## 8.10 Exercises

1. What is the difference between a sample and a census?

2. What kind of sampling first non-randomly splits the population into groups before simple random sampling withing groups?

3. In multistage sampling, what are the units called that are sampled first?

4. What do we call the set of numbers that are related to how many population units are represented by each sampled unit?

For Exercises 5 to 13, use the 2019 NSDUH data (nsduh2019_rmph.RData, see Appendix A.5).

1. Estimate the population mean, standard deviation, and 95% confidence interval for the mean for the age of first cigarette use (cig_agefirst), and plot a weighted histogram.

2. Estimate the population totals and proportions for the levels of total family income (demog_income) and plot a barplot displaying the weighted proportions.

3. Estimate the population totals and proportions for the levels of total family income (demog_income) at each level of employment status (demog_employ).

4. Create a Table 1 of weighted descriptive statistics (mean and SD for continuous variables, total and proportion for categorical variables) for the following variables, using a subset() of the design so the statistics are based on a complete case analysis. The variables to include are: sex (demog_sex), health status (demog_health), education (demog_educ_cat4), age of first alcohol use (alc_agefirst), and days of alcohol use in the past year (alc_past1y). The table should contain an “Overall” column and columns by sex.

5. Visualize the estimated population relationship between the predictor age at first alcohol use (alc_agefirst) and the outcome age at first heroin use (her_agefirst), along with the estimated population regression line and smoother.

6. Is the predictor age at first alcohol use (alc_agefirst) associated with the outcome age at first heroin use (her_agefirst), after adjusting for sex (demog_sex) and education (demog_educ_cat4)? Estimate the population association, 95% confidence interval, and p-value, and interpret the results.

7. Using the model from Exercise 10, what is the predicted age of first heroin use (and 95% confidence interval) for someone who first used alcohol at age 15, is male, and has a college degree?

8. After adjusting for sex (demog_sex) and education (demog_educ_cat4), does the association between the predictor age at first cigarette use (cig_agefirst) and the outcome age at first heroin use (her_agefirst) differ between those who live in Nonmetro, Small Metro, and Large Metro areas (demog_urban)? Answer the question, along with the appropriate p-value, and estimate the population association and its 95% confidence interval at each level of urbanicity. At which levels of urbanicity is the association significant?

9. Repeat Exercise 10 within the subgroup females age 18-34 years (demog_age_cat). Regardless of statistical significance, interpret the regression coefficient. How do these results compare to the results from Exercise 10? Hint: You will have to remove demog_sex from the model since it no longer has any variation.

For Exercises 14 to 19, use the NHANES 2017-2018 data (nhanes1718_rmph.Rdata, see Appendix A.1).

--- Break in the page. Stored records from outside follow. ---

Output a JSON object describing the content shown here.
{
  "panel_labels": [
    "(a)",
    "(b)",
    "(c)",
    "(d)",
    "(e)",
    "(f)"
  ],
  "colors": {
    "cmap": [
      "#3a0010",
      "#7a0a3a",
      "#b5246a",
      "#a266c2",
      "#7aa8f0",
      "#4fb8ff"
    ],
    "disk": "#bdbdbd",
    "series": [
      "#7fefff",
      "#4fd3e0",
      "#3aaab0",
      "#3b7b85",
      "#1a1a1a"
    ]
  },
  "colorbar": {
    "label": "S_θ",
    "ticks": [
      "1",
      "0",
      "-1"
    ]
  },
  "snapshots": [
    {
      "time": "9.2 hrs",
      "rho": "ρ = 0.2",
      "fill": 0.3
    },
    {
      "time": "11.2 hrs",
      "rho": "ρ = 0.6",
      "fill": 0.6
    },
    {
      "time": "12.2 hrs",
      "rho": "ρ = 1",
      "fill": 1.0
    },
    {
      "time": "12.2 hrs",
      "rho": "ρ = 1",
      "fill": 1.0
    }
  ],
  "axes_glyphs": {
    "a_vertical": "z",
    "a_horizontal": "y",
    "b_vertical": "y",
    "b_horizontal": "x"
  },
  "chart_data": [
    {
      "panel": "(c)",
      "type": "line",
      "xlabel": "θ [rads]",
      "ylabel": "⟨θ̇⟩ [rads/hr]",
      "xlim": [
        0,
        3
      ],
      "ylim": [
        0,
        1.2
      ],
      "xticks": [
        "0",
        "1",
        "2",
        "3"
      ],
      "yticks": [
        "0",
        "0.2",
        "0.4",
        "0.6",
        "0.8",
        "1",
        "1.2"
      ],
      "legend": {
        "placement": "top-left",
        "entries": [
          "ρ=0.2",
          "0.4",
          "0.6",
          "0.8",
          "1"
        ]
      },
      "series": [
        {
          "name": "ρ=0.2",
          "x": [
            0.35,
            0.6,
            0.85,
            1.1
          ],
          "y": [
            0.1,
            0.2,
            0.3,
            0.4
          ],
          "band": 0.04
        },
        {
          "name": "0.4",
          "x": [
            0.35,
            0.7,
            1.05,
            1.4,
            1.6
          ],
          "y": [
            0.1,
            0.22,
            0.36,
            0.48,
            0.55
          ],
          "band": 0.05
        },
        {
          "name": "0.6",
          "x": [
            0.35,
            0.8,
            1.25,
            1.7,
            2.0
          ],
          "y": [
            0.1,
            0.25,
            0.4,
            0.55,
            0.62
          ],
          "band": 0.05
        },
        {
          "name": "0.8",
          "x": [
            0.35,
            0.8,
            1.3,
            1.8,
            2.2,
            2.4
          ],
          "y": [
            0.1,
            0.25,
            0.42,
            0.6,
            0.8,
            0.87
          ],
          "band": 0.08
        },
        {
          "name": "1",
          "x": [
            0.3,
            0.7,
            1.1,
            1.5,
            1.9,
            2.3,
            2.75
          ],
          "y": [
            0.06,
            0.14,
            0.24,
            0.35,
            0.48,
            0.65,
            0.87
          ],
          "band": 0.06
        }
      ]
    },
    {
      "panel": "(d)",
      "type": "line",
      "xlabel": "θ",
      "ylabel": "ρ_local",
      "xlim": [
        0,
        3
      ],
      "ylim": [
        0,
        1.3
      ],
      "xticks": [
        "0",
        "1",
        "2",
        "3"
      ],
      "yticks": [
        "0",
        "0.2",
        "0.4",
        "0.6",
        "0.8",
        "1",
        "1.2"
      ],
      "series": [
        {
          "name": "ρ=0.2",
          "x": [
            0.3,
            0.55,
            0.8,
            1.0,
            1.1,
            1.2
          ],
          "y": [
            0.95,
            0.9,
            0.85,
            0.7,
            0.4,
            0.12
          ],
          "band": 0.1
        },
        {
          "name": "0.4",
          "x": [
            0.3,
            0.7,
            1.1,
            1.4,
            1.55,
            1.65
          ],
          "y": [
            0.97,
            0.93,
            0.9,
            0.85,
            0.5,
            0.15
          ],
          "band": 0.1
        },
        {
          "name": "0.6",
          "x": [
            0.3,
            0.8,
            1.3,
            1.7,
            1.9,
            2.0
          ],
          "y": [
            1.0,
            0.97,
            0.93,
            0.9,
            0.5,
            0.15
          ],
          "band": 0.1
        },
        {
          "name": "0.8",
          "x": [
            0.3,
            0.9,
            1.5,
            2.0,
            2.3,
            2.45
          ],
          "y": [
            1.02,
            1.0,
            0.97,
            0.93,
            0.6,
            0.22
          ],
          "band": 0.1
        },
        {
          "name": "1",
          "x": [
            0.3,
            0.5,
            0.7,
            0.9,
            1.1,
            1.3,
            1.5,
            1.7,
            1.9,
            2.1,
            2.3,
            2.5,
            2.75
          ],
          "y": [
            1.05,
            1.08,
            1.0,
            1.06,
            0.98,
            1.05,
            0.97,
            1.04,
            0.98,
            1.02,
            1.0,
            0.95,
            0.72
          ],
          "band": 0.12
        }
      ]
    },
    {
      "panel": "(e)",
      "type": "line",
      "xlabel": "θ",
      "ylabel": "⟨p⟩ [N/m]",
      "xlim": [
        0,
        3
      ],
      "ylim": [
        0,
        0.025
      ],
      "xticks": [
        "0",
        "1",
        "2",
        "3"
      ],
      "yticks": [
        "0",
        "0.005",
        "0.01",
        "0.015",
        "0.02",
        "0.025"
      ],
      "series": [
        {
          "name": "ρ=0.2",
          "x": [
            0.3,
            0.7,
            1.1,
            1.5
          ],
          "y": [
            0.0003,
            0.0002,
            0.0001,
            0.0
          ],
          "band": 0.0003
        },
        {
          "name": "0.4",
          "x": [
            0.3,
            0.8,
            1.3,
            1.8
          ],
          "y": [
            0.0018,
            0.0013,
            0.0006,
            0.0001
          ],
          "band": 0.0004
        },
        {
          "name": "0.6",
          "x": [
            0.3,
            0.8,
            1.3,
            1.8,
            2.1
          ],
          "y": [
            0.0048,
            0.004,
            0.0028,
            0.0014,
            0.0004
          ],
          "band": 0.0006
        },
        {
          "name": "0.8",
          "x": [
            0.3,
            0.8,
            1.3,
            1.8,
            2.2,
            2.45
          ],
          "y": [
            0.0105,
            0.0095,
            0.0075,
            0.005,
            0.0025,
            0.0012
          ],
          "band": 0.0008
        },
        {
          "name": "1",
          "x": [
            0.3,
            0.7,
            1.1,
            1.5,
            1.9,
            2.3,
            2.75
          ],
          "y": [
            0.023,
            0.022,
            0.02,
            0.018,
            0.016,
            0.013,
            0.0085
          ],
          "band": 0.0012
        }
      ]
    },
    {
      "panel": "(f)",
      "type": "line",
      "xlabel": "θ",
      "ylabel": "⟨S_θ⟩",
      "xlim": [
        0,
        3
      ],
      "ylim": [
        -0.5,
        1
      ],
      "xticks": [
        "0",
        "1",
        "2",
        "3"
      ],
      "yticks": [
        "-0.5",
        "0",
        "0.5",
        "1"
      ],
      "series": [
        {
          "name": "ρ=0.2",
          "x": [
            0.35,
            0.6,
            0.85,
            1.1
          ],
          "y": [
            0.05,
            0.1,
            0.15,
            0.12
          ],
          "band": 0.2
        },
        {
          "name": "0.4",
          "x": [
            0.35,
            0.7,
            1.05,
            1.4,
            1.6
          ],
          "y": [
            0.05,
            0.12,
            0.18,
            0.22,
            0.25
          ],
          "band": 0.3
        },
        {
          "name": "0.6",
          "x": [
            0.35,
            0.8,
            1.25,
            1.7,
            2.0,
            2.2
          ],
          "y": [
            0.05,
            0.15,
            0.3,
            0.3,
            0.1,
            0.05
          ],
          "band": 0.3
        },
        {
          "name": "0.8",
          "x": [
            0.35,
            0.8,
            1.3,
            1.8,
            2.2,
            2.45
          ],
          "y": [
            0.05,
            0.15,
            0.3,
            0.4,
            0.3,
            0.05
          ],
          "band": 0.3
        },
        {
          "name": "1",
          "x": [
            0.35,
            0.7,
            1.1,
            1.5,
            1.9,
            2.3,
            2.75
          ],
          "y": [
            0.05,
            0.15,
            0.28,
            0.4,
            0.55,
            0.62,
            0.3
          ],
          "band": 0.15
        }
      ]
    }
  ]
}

1. Estimate the population proportion of individuals not covered by health insurance (HIQ011 = "No"). Use the interview weights (WTINT2YR) when specifying the design.

2. Create a complete case indicator for the variables covered by health insurance (HIQ011), education among those age 20 years and older (DMDEDUC2) and age (RIDAGEYR). For the subpopulation with non-missing values for these variables, estimate the proportion of individuals not covered by health insurance (HIQ011 = "No"). Use the interview weights (WTINT2YR) when specifying the design.

3. Using the design you specified in Exercise 15, is there an association between age and not being covered by health insurance after adjusting for education? Answer the question, including the adjusted odds ratio, 95% confidence interval, and p-value. Also, interpret the association in terms of the change in odds associated with a 5-year age difference.

4. Using the model from Exercise 16, what is the predicted population proportion with no health insurance among those with a HS/GED education who are 21, 30, and 45 years of age?

5. Plot the weighted Kaplan-Meier estimate of the survival function for age when first tried marijuana at each level of education (DMDEDUC2). Are the survival curves significantly different? The time variable is age when first tried marijuana (DUQ210) and the event indicator is DUQ200 – “Ever used marijuana or hashish”). Use the interview weights (WTINT2YR) when specifying the design. Just like for the asthma example in the Chapter, first format the event indicator and fill in current age for the time variable for those who did not experience the event.

6. Using the design you specified in Exercise 18, estimate the hazard ratios for marijuana use comparing each level of education to those with less than a 9th grade education.